Published by Random House
Augustine, a brilliant, aging astronomer, is consumed by the stars. For years he has lived in remote outposts, studying the sky for evidence of how the universe began. At his latest posting, in a research center in the Arctic, news of a catastrophic event arrives. The scientists are forced to evacuate, but Augustine stubbornly refuses to abandon his work. Shortly after the others have gone, Augustine discovers a mysterious child, Iris, and realizes the airwaves have gone silent. They are alone.
At the same time, Mission Specialist Sullivan is aboard the Aether on its return flight from Jupiter. The astronauts are the first human beings to delve this deep into space, and Sully has made peace with the sacrifices required of her: a daughter left behind, a marriage ended. So far the journey has been a success, but when Mission Control falls inexplicably silent, Sully and her crew mates are forced to wonder if they will ever get home.
As Augustine and Sully each face an uncertain future against forbidding yet beautiful landscapes, their stories gradually intertwine in a profound and unexpected conclusion. In crystalline prose, Good Morning, Midnight poses the most important questions: What endures at the end of the world? How do we make sense of our lives?
Good Morning, Midnight was a genuine surprise. Drawn in my the cover and the premise, I wasn’t quite sure what to expect out of this apocalyptic tale. Dalton weaves the story through two characters, Augustine and Sully who both experience the uncertainty of the end of the world. If you are looking for a unique perspective on the apocalypse genre, look no further than this book.

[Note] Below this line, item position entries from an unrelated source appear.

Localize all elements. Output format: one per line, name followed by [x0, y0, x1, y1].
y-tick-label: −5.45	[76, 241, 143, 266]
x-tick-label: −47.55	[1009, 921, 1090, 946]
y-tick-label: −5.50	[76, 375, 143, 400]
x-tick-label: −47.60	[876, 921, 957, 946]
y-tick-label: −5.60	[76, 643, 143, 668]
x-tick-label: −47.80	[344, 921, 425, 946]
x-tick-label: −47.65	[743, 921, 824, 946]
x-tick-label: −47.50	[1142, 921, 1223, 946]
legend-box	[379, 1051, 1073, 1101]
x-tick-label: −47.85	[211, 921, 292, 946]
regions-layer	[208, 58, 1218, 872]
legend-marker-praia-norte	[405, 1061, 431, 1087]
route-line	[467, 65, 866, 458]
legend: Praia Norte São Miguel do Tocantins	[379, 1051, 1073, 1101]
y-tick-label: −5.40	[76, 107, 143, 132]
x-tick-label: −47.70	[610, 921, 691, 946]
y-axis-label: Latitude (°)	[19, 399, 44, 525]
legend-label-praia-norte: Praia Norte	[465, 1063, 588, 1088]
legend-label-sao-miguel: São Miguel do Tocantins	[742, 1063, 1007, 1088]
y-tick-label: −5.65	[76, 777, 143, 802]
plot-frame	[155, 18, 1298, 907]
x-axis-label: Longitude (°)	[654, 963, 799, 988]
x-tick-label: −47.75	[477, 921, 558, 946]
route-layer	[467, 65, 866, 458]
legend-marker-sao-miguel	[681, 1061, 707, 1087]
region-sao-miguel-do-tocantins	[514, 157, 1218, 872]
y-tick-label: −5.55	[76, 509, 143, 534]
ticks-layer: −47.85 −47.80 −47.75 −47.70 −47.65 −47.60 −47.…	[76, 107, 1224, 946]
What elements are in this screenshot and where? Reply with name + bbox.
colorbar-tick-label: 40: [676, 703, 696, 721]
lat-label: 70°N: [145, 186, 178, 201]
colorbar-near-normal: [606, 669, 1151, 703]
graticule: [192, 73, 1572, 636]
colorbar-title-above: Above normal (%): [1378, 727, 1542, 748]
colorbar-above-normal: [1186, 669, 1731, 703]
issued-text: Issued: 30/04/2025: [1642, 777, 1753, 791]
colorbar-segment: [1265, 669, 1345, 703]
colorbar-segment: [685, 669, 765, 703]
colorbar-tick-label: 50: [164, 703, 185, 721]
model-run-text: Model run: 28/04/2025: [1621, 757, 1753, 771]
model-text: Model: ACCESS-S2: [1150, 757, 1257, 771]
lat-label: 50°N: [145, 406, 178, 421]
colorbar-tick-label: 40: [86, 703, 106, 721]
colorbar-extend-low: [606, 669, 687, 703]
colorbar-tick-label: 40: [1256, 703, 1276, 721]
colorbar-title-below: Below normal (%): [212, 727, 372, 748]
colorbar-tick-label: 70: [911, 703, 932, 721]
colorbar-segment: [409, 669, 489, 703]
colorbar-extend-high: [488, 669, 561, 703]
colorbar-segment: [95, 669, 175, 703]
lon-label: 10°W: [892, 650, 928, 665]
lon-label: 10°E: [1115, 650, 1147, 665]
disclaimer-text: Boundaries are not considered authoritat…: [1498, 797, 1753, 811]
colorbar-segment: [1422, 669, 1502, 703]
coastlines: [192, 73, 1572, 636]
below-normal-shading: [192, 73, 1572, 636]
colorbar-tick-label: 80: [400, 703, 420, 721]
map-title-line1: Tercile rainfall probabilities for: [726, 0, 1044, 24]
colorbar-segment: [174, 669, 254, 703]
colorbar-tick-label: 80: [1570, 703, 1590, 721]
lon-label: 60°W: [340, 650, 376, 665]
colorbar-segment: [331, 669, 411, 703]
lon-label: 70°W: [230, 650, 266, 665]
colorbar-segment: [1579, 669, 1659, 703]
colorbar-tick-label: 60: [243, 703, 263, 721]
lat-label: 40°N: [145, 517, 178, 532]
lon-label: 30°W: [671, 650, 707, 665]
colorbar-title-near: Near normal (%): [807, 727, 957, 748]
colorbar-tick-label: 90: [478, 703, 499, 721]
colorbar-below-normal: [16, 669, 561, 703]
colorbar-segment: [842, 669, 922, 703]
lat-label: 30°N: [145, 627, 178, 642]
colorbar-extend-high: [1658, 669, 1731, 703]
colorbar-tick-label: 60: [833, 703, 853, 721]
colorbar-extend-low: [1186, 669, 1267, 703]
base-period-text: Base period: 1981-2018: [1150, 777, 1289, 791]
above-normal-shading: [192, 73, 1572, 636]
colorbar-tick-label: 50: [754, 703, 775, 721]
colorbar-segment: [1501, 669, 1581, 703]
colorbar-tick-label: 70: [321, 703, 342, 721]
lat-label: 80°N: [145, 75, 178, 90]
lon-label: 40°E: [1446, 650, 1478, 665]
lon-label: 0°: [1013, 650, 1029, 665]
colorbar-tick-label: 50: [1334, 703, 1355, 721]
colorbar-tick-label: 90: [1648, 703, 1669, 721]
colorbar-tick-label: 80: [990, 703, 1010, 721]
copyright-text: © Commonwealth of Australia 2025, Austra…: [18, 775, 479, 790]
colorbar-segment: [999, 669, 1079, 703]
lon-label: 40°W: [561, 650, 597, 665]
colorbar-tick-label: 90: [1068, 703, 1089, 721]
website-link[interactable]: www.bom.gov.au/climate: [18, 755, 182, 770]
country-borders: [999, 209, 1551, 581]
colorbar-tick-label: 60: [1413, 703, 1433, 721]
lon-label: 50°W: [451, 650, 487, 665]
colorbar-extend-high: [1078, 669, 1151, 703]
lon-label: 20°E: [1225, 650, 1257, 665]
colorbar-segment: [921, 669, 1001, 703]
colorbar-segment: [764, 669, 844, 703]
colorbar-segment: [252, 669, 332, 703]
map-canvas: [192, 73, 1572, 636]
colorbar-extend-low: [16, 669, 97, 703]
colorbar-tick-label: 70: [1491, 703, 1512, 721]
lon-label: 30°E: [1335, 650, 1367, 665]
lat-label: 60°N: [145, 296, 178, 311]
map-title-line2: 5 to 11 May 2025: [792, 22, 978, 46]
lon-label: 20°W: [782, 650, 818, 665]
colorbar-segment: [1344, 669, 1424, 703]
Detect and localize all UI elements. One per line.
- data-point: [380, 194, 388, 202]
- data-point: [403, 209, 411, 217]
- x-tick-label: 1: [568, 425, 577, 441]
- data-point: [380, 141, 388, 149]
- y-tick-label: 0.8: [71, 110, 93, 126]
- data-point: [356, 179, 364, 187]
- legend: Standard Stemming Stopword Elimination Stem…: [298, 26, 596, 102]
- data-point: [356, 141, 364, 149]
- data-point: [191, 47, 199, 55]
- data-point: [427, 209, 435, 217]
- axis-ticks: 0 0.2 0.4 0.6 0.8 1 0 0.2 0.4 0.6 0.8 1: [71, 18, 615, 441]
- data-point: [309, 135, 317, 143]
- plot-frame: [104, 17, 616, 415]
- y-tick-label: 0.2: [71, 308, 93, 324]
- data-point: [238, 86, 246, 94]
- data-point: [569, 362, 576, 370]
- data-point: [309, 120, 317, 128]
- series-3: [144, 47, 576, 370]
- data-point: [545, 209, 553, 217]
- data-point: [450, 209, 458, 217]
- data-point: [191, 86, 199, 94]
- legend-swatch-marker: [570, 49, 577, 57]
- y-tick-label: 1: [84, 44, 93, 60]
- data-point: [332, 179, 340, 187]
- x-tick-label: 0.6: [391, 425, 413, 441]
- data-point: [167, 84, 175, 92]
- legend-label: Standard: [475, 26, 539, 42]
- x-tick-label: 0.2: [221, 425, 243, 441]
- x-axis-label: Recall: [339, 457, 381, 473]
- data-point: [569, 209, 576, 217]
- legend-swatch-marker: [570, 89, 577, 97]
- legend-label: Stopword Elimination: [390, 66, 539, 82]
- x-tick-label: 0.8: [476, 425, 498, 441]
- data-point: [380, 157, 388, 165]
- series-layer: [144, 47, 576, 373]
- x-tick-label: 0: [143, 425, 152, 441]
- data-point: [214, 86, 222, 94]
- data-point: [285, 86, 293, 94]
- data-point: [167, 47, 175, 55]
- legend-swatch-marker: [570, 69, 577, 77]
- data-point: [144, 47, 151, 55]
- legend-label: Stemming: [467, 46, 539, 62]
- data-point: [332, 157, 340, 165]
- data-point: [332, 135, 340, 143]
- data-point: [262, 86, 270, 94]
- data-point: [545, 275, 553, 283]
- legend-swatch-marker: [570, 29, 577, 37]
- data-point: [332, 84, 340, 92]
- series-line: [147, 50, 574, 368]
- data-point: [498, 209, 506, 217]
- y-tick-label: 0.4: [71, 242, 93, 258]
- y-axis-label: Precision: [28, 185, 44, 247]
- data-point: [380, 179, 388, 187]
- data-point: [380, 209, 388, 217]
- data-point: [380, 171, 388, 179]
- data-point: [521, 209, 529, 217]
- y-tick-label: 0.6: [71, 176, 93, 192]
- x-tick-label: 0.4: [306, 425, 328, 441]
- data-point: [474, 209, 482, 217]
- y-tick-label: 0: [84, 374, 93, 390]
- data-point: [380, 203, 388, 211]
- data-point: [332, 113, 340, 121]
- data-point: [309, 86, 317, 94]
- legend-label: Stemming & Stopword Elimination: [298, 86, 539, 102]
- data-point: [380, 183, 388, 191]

Augustine, an aging astronomer who refuses to be evacuated from the Arctic complex, remains and discovers a young girl left behind int he wake – Iris. Through his time with Iris, Augustine reflects on his life and the opportunities he’s missed out on. Sully who shares a similar disinterest in relationships and has left behind an ex-husband and daughter to pursue her dream. The characters started off a little slow and you are not a fan of long descriptive prose then you might feel a little bogged down in the details. But it’s in the details where this true character expose becomes a very strong story. How the world came to a “catastrophic end” doesn’t ever come into play, but the story is so rich with Augie and Sully’s character reflections that you almost forget you don’t know all the details.
Good Morning, Midnight is a slow moving, highly descriptive story told through two people who are not only physically distanced from the end of the world but have also emotionally already separated themselves from humanity. Dalton manages to capture the beauty of a silent world. The resolution was handled well, and all-in-all I feel the story has been fulfilled. This book definitely isn’t for everyone, but is worth a shot if you’ve got the time.